News Global Market Europe 1734 03 November 2025
The situation is changing due to production disruptions and import restrictions
The European cold-rolled coil (CRC) market will become tighter due to production disruptions and import restrictions, according to Argus Media.
In particular, on October 25-26, a fire broke out at the Marcegaglia plant in Ravenna (Italy), one of the company’s three cold-rolled coil production facilities. This incident led to a disruption in production. However, the company did not comment on which line was affected and how long the downtime would last. Nevertheless, some sources suggest that the shutdown could last for a long time.
On October 27, Italian media reported that an investigation had been launched to assess the damage and determine the time needed to restore the rolling mill to full operation.
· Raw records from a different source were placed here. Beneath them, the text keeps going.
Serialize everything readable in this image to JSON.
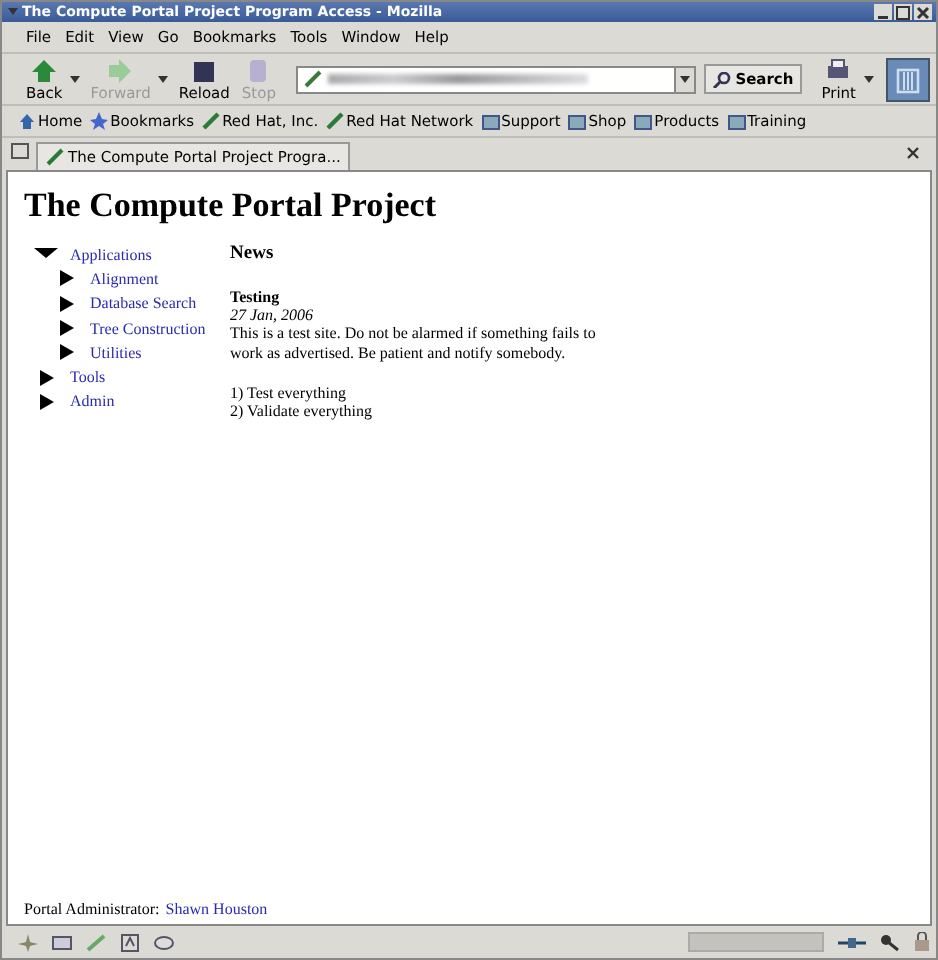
{
  "window": {
    "title": "The Compute Portal Project Program Access - Mozilla"
  },
  "menu": [
    "File",
    "Edit",
    "View",
    "Go",
    "Bookmarks",
    "Tools",
    "Window",
    "Help"
  ],
  "toolbar": [
    {
      "label": "Back",
      "disabled": false,
      "dropdown": true
    },
    {
      "label": "Forward",
      "disabled": true,
      "dropdown": true
    },
    {
      "label": "Reload",
      "disabled": false,
      "dropdown": false
    },
    {
      "label": "Stop",
      "disabled": true,
      "dropdown": false
    }
  ],
  "search_button": "Search",
  "print_button": "Print",
  "bookmarks": [
    {
      "label": "Home",
      "kind": "home"
    },
    {
      "label": "Bookmarks",
      "kind": "bookmarks"
    },
    {
      "label": "Red Hat, Inc.",
      "kind": "link"
    },
    {
      "label": "Red Hat Network",
      "kind": "link"
    },
    {
      "label": "Support",
      "kind": "folder"
    },
    {
      "label": "Shop",
      "kind": "folder"
    },
    {
      "label": "Products",
      "kind": "folder"
    },
    {
      "label": "Training",
      "kind": "folder"
    }
  ],
  "tabs": [
    {
      "label": "The Compute Portal Project Progra...",
      "selected": true
    }
  ],
  "page": {
    "heading": "The Compute Portal Project",
    "nav": [
      {
        "label": "Applications",
        "expanded": true,
        "children": [
          {
            "label": "Alignment",
            "expanded": false
          },
          {
            "label": "Database Search",
            "expanded": false
          },
          {
            "label": "Tree Construction",
            "expanded": false
          },
          {
            "label": "Utilities",
            "expanded": false
          }
        ]
      },
      {
        "label": "Tools",
        "expanded": false
      },
      {
        "label": "Admin",
        "expanded": false
      }
    ],
    "section_title": "News",
    "news": {
      "title": "Testing",
      "date": "27 Jan, 2006",
      "body": "This is a test site. Do not be alarmed if something fails to work as advertised. Be patient and notify somebody.",
      "items": [
        "1) Test everything",
        "2) Validate everything"
      ]
    },
    "footer": {
      "label": "Portal Administrator:",
      "link": "Shawn Houston"
    }
  }
}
Marcegaglia is the main supplier of cold-rolled coil to Italy. Even before the incident, buyers in Italy were concerned about the prospects for total supply, given the upcoming reduction in quotas and the anti-dumping investigation launched by the European Commission in September this year into these products from India, Japan, Vietnam, Taiwan, and Turkey. These five countries accounted for 67% of total CRC imports to the EU in 2024.
Several Spanish and Italian buyers told the agency that they would have to reorient their supply chains from imports to local producers. They suggested that the latter would start producing more CRC for sale. In recent years, EU producers have reduced production of some grades due to lower demand and high costs.
At the end of September and in October, the global hot-rolled coil (HRC) market showed opposite trends in key regions. European prices rose under the influence of expected trade protection measures, while the US market remained stable amid weak demand, and China continued to lower prices due to excess inventories and uncertainty about industrial recovery.